Cool completely, then store in an airtight container with baking parchment between layers. Keep refrigerated for up to 3 days. Reheat in a dry frying pan over low heat, in a toaster, or in the microwave in short bursts.

Freezing

Freeze pancakes in a single layer on a tray until firm, then transfer to a freezer bag with parchment between layers. Freeze for up to 2 months. Reheat from frozen in a toaster or warm oven until piping hot.

Nutrition

  • Calories: 170 kcal
  • Carbohydrates: 24 g
  • Protein: 4 g
  • Fat: 6 g
  • Saturated fat: 3 g
  • Sodium: 320 mg

Disclaimer: Nutrition values are estimates and will vary depending on the ingredients and portion size used.

FAQs

Can I make this pancake batter without buttermilk?

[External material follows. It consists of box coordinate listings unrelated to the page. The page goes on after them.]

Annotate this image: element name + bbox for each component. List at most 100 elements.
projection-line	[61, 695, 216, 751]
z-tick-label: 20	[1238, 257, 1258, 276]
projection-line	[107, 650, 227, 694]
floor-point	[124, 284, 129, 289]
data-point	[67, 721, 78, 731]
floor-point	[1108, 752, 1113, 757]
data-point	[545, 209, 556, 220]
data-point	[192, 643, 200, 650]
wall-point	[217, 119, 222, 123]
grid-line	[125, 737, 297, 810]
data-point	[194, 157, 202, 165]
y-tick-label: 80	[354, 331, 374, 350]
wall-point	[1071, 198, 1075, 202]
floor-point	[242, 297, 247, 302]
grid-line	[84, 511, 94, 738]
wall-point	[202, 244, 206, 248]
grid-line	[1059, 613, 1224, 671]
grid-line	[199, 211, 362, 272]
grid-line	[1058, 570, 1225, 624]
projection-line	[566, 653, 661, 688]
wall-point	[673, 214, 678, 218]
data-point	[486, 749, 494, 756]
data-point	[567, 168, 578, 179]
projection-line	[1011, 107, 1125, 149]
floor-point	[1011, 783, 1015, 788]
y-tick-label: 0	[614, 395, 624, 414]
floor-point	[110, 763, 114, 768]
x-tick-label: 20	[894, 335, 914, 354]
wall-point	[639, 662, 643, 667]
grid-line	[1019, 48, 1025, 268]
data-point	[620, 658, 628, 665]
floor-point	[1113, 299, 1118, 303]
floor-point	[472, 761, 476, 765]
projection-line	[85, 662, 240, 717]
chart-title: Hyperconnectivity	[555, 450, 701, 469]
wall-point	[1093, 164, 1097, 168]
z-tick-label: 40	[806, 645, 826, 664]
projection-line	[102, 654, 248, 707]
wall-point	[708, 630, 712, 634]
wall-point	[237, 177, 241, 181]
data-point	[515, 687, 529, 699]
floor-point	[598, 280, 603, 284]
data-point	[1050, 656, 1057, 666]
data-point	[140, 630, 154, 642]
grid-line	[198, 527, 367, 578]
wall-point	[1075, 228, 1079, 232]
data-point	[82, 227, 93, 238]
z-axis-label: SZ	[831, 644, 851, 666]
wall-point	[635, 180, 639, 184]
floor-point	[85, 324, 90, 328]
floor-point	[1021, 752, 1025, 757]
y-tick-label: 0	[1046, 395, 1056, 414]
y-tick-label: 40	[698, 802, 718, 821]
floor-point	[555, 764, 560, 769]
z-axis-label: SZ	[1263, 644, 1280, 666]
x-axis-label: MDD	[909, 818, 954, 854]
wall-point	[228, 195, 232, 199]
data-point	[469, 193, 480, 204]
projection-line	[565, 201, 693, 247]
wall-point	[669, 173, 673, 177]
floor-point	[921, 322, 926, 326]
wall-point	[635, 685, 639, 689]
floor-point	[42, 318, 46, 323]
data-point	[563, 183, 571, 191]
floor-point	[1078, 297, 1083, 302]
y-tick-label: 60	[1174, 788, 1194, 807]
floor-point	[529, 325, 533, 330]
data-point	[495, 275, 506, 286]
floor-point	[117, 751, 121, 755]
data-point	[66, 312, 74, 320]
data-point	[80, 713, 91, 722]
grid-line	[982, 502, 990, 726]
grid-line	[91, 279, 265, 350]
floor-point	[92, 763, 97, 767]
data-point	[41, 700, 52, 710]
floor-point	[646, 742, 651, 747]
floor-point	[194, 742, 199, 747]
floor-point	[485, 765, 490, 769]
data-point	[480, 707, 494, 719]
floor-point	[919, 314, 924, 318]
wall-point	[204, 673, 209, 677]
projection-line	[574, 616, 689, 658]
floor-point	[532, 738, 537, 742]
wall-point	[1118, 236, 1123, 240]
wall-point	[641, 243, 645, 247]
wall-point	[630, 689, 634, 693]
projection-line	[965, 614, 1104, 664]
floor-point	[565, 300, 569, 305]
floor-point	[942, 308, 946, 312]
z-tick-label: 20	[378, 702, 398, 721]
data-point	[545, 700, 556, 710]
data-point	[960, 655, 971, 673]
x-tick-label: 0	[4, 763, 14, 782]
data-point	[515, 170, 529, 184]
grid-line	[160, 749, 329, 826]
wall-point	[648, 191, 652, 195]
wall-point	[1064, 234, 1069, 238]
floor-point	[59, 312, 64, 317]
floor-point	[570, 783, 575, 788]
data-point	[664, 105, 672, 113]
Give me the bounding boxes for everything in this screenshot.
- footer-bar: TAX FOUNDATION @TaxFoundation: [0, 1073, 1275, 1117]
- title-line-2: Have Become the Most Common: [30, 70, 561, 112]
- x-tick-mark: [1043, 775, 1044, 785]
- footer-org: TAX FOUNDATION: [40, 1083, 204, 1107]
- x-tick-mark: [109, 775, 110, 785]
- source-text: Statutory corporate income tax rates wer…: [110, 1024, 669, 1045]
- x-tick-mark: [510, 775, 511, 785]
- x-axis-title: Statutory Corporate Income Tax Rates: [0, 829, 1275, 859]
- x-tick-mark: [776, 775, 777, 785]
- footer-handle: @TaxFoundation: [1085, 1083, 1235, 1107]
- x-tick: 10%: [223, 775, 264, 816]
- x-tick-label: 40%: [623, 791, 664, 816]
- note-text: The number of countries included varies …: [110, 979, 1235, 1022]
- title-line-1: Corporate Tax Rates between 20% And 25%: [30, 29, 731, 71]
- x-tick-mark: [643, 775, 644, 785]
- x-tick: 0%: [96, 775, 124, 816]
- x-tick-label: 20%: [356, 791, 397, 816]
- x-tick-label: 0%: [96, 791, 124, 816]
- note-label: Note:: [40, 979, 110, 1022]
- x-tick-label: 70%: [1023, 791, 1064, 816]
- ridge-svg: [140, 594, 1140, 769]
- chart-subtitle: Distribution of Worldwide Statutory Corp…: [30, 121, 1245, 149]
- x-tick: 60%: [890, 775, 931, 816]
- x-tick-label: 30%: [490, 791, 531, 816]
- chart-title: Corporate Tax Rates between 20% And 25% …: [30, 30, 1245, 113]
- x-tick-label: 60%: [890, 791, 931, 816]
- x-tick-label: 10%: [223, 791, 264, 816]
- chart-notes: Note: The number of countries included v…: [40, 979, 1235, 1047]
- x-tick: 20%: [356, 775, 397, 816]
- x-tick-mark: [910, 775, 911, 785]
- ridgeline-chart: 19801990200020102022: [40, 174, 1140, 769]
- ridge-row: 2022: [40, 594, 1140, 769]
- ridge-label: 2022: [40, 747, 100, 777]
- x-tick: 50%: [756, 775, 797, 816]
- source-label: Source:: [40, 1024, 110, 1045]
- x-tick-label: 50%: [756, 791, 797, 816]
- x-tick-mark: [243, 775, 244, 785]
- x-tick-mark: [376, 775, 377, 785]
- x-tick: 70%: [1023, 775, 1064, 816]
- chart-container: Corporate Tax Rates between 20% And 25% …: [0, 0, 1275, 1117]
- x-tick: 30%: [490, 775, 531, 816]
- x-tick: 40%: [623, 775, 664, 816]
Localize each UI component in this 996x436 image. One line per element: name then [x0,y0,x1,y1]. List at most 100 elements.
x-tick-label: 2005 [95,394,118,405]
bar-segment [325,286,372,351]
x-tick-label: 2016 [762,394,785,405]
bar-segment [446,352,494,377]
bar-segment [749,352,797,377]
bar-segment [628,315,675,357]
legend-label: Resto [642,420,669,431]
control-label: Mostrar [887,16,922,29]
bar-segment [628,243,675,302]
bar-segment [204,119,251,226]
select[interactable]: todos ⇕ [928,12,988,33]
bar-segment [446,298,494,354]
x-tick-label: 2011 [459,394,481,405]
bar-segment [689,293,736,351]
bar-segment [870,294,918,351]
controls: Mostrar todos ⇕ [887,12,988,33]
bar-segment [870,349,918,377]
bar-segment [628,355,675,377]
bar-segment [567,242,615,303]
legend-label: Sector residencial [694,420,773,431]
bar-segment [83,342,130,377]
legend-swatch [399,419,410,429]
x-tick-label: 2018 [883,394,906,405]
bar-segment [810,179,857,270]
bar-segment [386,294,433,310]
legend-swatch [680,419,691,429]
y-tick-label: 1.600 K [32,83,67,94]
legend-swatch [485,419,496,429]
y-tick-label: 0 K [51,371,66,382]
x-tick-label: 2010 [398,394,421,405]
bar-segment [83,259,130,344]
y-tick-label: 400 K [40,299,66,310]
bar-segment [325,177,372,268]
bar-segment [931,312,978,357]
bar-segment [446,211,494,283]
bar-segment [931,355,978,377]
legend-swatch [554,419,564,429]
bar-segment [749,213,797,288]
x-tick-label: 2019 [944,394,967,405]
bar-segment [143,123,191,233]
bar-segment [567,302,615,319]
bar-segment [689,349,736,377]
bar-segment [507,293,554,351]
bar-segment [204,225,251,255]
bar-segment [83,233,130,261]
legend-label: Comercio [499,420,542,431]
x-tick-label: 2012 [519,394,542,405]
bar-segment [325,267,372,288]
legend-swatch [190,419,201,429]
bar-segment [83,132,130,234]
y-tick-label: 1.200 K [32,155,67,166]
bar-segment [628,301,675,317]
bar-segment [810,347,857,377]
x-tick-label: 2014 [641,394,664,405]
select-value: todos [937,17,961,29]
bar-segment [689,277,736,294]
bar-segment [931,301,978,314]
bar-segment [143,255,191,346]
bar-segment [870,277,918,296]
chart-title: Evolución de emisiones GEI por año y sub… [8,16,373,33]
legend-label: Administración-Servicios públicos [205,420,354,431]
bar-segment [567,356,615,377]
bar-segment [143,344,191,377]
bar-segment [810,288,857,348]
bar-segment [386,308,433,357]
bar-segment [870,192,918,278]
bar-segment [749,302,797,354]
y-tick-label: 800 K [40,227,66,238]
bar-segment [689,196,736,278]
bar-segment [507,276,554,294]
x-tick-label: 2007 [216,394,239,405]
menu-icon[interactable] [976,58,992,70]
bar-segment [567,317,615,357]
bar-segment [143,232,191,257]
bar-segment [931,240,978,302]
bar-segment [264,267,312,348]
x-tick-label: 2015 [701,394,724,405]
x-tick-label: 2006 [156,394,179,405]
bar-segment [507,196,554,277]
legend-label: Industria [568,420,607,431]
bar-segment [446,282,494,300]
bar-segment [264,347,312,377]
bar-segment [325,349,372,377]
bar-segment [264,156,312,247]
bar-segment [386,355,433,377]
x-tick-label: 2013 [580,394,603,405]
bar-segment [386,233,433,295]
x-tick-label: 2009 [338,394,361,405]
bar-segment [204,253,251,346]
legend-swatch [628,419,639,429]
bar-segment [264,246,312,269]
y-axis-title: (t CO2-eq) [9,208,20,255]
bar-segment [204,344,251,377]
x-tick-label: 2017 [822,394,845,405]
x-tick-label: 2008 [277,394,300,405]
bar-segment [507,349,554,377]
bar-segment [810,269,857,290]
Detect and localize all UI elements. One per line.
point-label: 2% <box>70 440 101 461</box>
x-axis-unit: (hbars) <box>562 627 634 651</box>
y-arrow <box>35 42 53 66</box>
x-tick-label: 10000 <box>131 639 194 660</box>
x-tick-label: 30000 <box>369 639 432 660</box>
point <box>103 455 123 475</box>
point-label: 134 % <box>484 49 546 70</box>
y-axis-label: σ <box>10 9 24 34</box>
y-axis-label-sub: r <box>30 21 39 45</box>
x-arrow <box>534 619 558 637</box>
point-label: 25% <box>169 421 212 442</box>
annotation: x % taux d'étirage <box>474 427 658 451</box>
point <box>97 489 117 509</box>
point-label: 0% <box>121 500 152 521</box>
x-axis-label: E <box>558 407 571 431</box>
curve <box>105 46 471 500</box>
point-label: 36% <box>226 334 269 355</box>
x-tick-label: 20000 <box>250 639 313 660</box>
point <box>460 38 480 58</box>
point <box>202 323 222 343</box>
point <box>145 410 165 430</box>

Yes. Mix 300ml milk with 1 tbsp lemon juice or white vinegar, then let it stand for 5 minutes before using. The pancakes will still be fluffy and tender.

Can I make the batter ahead of time?

You can mix the dry ingredients ahead, but I recommend mixing the full batter just before cooking for the best rise. If you need to prep ahead, make the batter and cook within 30–60 minutes, and avoid stirring again too much.

Why are my pancakes not fluffy?

Usually it is overmixing, batter that has sat too long, or raising agents that are not fresh. Mix gently, rest for 5 minutes, cook on medium heat, and replace baking powder and bicarbonate of soda if they are old.

Can I freeze American pancakes?

Yes, pancakes freeze very well. Cool completely, freeze in layers with parchment between, and store for up to 2 months. Reheat from frozen in a toaster or a low oven until hot all the way through.

What is the best pan for pancakes?

A good non-stick frying pan or a flat griddle works best. You want even heat and a surface that releases easily so you can flip without tearing the pancakes.